Trump déclare que les États-Unis pourraient mettre fin à la guerre avec l'Iran d'ici deux à trois semaines
Le président Donald Trump a indiqué que les États-Unis pourraient conclure leur guerre d'un mois avec l'Iran en seulement deux ou trois semaines, un calendrier qui a accéléré les attentes d'une désescalade au Moyen-Orient et a provoqué des ondes de choc sur les marchés mondiaux. Cette initiative intervient alors que de nouveaux sondages montrent qu'une majorité d'Américains est favorable à une fin rapide du conflit.
« Nous partirons très bientôt », a déclaré Trump aux journalistes à la Maison Blanche, selon Reuters, fournissant son calendrier le plus définitif à ce jour. Il a suggéré qu'un retrait pourrait avoir lieu « d'ici deux semaines, peut-être deux semaines, peut-être trois ».
Ces remarques s'alignent sur un récent sondage Ipsos réalisé pour Reuters, qui a révélé qu'environ deux tiers des Américains estiment que les États-Unis devraient mettre fin à la guerre rapidement, même si tous les objectifs militaires n'ont pas été atteints. L'enquête a également révélé que 4 Républicains sur 10 soutiennent une conclusion rapide de la campagne, suggérant un désir généralisé de mettre fin au conflit.
Ce retrait potentiel marque un tournant significatif, susceptible de conduire à une réévaluation du risque géopolitique qui a maintenu les prix du pétrole à un niveau élevé et les marchés boursiers sur le qui-vive le mois dernier. L'annonce suggère un pivot de l'engagement militaire vers une priorité : s'assurer que l'Iran reste incapable de développer une arme nucléaire comme condition préalable au départ des États-Unis.

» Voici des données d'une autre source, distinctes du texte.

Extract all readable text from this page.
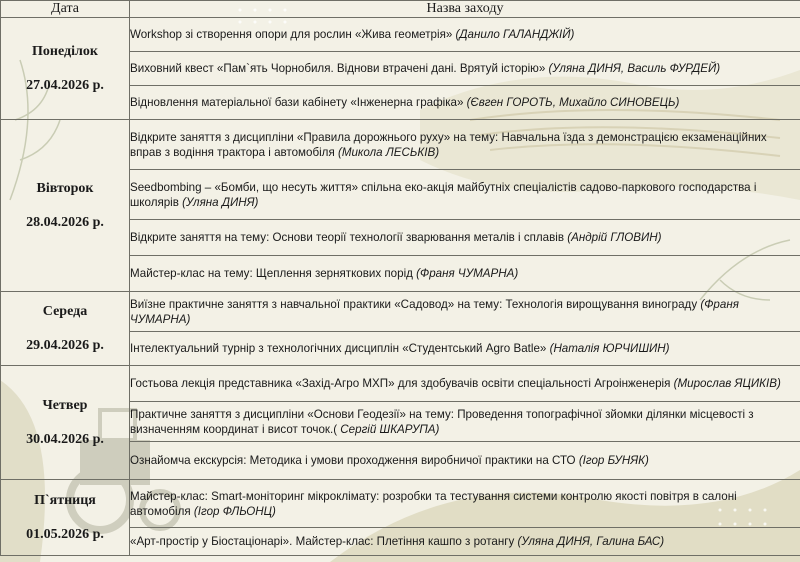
Дата	Назва заходу

Понеділок
27.04.2026 р.	Workshop зі створення опори для рослин «Жива геометрія» (Данило ГАЛАНДЖІЙ)
	Виховний квест «Пам`ять Чорнобиля. Віднови втрачені дані. Врятуй історію» (Уляна ДИНЯ, Василь ФУРДЕЙ)
	Відновлення матеріальної бази кабінету «Інженерна графіка» (Євген ГОРОТЬ, Михайло СИНОВЕЦЬ)

Вівторок
28.04.2026 р.	Відкрите заняття з дисципліни «Правила дорожнього руху» на тему: Навчальна їзда з демонстрацією екзаменаційних вправ з водіння трактора і автомобіля (Микола ЛЕСЬКІВ)
	Seedbombing – «Бомби, що несуть життя» спільна еко-акція майбутніх спеціалістів садово-паркового господарства і школярів (Уляна ДИНЯ)
	Відкрите заняття на тему: Основи теорії технології зварювання металів і сплавів (Андрій ГЛОВИН)
	Майстер-клас на тему: Щеплення зерняткових порід (Франя ЧУМАРНА)

Середа
29.04.2026 р.	Виїзне практичне заняття з навчальної практики «Садовод» на тему: Технологія вирощування винограду (Франя ЧУМАРНА)
	Інтелектуальний турнір з технологічних дисциплін «Студентський Agro Batle» (Наталія ЮРЧИШИН)

Четвер
30.04.2026 р.	Гостьова лекція представника «Захід-Агро МХП» для здобувачів освіти спеціальності Агроінженерія (Мирослав ЯЦИКІВ)
	Практичне заняття з дисципліни «Основи Геодезії» на тему: Проведення топографічної зйомки ділянки місцевості з визначенням координат і висот точок.( Сергій ШКАРУПА)
	Ознайомча екскурсія: Методика і умови проходження виробничої практики на СТО (Ігор БУНЯК)

П`ятниця
01.05.2026 р.	Майстер-клас: Smart-моніторинг мікроклімату: розробки та тестування системи контролю якості повітря в салоні автомобіля (Ігор ФЛЬОНЦ)
	«Арт-простір у Біостаціонарі». Майстер-клас: Плетіння кашпо з ротангу (Уляна ДИНЯ, Галина БАС)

Un basculement vers l'appétit pour le risque (« Risk-On »)
La fin formelle du conflit militaire devrait déclencher un sentiment significatif d'appétit pour le risque sur les marchés mondiaux d'actifs. La prime de risque géopolitique qui a été intégrée dans le prix du pétrole brut devrait se dissiper, entraînant potentiellement une baisse des cours du Brent et du WTI. La dernière fois qu'une désescalade similaire s'est produite dans le détroit d'Ormuz, les prix du Brent avaient chuté de plus de 8 % la semaine suivante.
À l'inverse, les marchés boursiers mondiaux, qui ont été plombés par la menace d'un conflit plus large, pourraient connaître un rallye de soulagement. Les actifs refuges tels que l'or et le dollar américain, qui ont bénéficié de la fuite vers la sécurité, pourraient voir leur demande diminuer. La condition clé du retrait, selon Trump, n'est pas un accord diplomatique mais une réalité militaire. « L'Iran n'a pas besoin de conclure un accord, non », a déclaré le président, soulignant que l'objectif était de laisser l'Iran suffisamment affaibli.
Pression intérieure pour la désescalade
Le calendrier du président semble être en phase avec un changement notable de l'opinion publique américaine. Le sondage Ipsos/Reuters souligne une lassitude croissante face au conflit. Le fait qu'une partie substantielle de la base politique de Trump lui-même — 40 % des Républicains — soit favorable à un retrait rapide constitue une forte incitation politique intérieure pour l'administration à mettre fin à l'opération.
Ce sentiment reflète un désir plus large du public d'éviter des engagements militaires prolongés au Moyen-Orient. La réactivité apparente de l'administration à ce climat pourrait renforcer sa position avant les futurs événements politiques, en présentant le retrait comme le respect d'une promesse de mettre fin aux guerres étrangères coûteuses. L'attention se porte désormais sur le discours de mercredi en prime-time, où une annonce officielle est attendue.